中小企業にも求められる、カーボンニュートラル実現に向けた取り組み

近年、サプライチェーン全体でのカーボンニュートラル実現に向けて取り組むグローバル企業は、増加傾向にあります。サプライチェーン全体の温室効果ガス(GHG)排出量を削減するためには、自社だけでなく、調達、原材料メーカー、輸送・配送担当事業者など取引先も含めた対策が必要となります。

企業のGHG排出量の捉え方としては、「スコープ1・2・3」という分類があり、グローバルで採用されています(「知っておきたいサステナビリティの基礎用語~サプライチェーンの排出量のものさし『スコープ1・2・3』とは」参照)。

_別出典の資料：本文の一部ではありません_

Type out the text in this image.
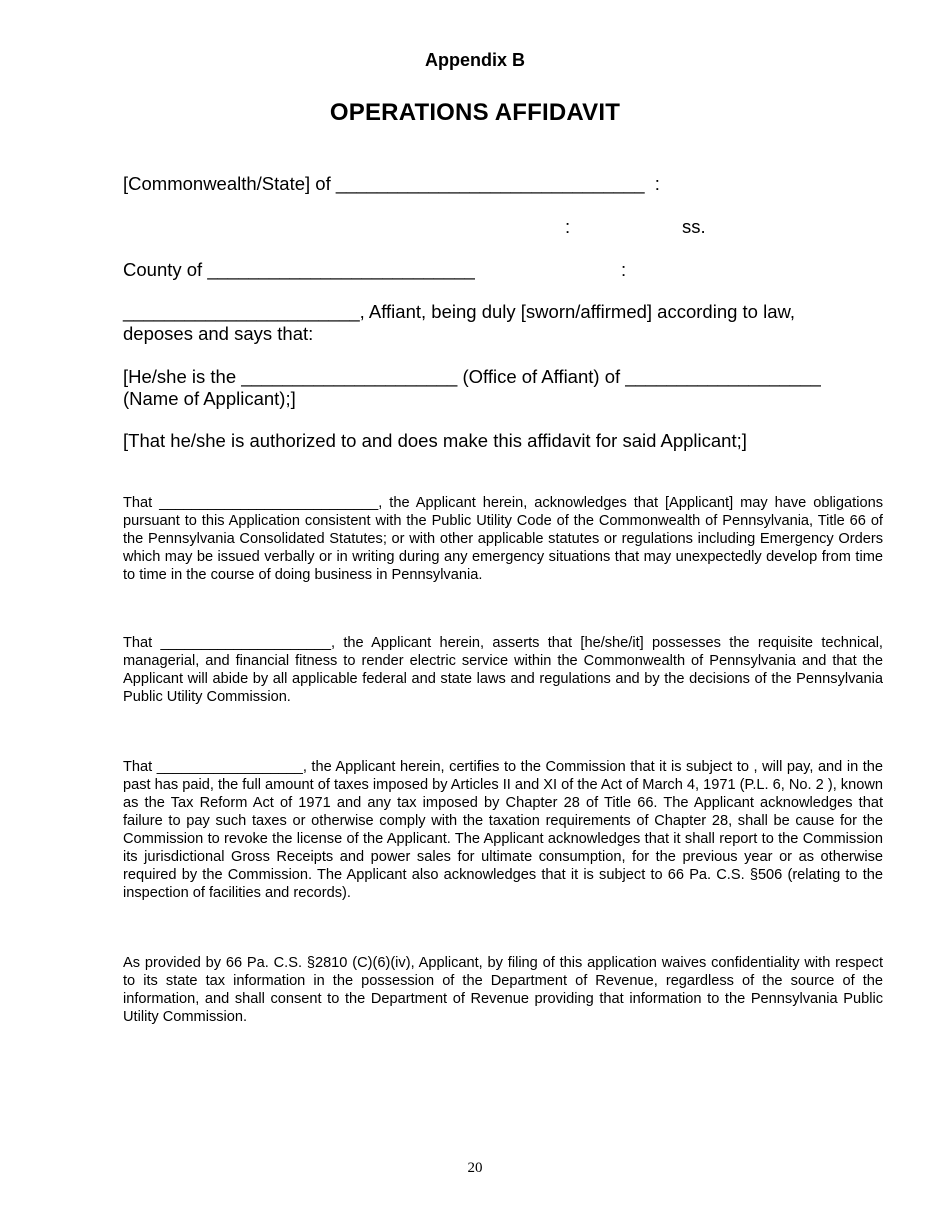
Appendix B
OPERATIONS AFFIDAVIT
[Commonwealth/State] of ______________________________  :
:	ss.
County of __________________________	:
_______________________, Affiant, being duly [sworn/affirmed] according to law,
deposes and says that:
[He/she is the _____________________ (Office of Affiant) of ___________________
(Name of Applicant);]
[That he/she is authorized to and does make this affidavit for said Applicant;]
That ___________________________, the Applicant herein, acknowledges that [Applicant] may have obligations pursuant to this Application consistent with the Public Utility Code of the Commonwealth of Pennsylvania, Title 66 of the Pennsylvania Consolidated Statutes; or with other applicable statutes or regulations including Emergency Orders which may be issued verbally or in writing during any emergency situations that may unexpectedly develop from time to time in the course of doing business in Pennsylvania.
That _____________________, the Applicant herein, asserts that [he/she/it] possesses the requisite technical, managerial, and financial fitness to render electric service within the Commonwealth of Pennsylvania and that the Applicant will abide by all applicable federal and state laws and regulations and by the decisions of the Pennsylvania Public Utility Commission.
That __________________, the Applicant herein, certifies to the Commission that it is subject to , will pay, and in the past has paid, the full amount of taxes imposed by Articles II and XI of the Act of March 4, 1971 (P.L. 6, No. 2 ), known as the Tax Reform Act of 1971 and any tax imposed by Chapter 28 of Title 66. The Applicant acknowledges that failure to pay such taxes or otherwise comply with the taxation requirements of Chapter 28, shall be cause for the Commission to revoke the license of the Applicant. The Applicant acknowledges that it shall report to the Commission its jurisdictional Gross Receipts and power sales for ultimate consumption, for the previous year or as otherwise required by the Commission. The Applicant also acknowledges that it is subject to 66 Pa. C.S. §506 (relating to the inspection of facilities and records).
As provided by 66 Pa. C.S. §2810 (C)(6)(iv), Applicant, by filing of this application waives confidentiality with respect to its state tax information in the possession of the Department of Revenue, regardless of the source of the information, and shall consent to the Department of Revenue providing that information to the Pennsylvania Public Utility Commission.
20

リストアイコン スコープ1:自社が直接排出する温室効果ガス
リストアイコン スコープ2:自社が間接排出する温室効果ガス
リストアイコン スコープ3:原材料仕入れや販売後に排出されるGHG

この分類にそって排出量を算出してみると、業界によってはスコープ3での排出がもっとも多いという場合もあることから、サプライヤーの排出削減も、グローバル企業にとって重要な課題となっているのです。

グローバル企業のサプライチェーンにはさまざまな中小企業が存在していますが、そうした中小企業に対する調査でも、実際に、取引先からカーボンニュートラルに向けた協力を要請された企業は2020年から2022年の間に倍増しているというデータが出ています。

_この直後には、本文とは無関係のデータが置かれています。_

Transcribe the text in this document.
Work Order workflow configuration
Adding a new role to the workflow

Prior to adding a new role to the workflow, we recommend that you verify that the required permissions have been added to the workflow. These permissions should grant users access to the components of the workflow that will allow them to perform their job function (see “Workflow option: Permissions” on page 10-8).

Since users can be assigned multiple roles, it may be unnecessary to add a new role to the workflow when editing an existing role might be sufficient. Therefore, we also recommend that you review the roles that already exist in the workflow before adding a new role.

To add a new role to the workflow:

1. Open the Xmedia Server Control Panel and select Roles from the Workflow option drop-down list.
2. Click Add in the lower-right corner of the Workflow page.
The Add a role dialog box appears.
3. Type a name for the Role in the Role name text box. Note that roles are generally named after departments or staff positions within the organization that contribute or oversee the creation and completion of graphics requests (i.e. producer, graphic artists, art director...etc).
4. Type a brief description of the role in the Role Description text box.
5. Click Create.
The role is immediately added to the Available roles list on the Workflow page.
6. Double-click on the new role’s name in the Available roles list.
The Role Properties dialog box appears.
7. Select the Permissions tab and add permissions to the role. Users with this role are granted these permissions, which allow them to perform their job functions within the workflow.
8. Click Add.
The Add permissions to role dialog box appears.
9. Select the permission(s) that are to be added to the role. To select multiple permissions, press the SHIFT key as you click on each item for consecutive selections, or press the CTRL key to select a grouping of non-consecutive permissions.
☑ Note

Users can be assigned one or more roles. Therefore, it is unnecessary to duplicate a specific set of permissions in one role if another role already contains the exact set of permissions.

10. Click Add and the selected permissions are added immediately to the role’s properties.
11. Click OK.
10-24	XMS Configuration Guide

取引先からカーボンニュートラルに向けた協力要請を受けた中小企業数
該当の中小企業数が、2020年の7.7%から2022年は15.4%と増加し、推計で約55万社となっている旨を棒グラフで表しています

(出典)中小企業白書(2023年)より抜粋

こうした取引先の動きや、昨今のエネルギー価格高騰の影響により、中小企業においても、カーボンニュートラルに向けた取り組みを実施したり、検討したりしている企業が増加しています。

中小企業のカーボンニュートラルに向けた方策の実施・検討状況
「既に実施している」「検討している」と回答した中小企業数を2021年と2023年で比較し、増加していることを棒グラフで表しています

(出典)商工中金「中小企業のカーボンニュートラルに関する意識調査(2023年7月調査)」を基に経済産業省作成

このように意識の高まりが見られる一方で、取り組みの実施・検討を進めるうえで課題に遭遇する企業も増えてきました。実際、「対応コストが高い」「現有設備では対応が難しい」といった具体的な内容を課題にあげる中小企業は増加傾向にあります。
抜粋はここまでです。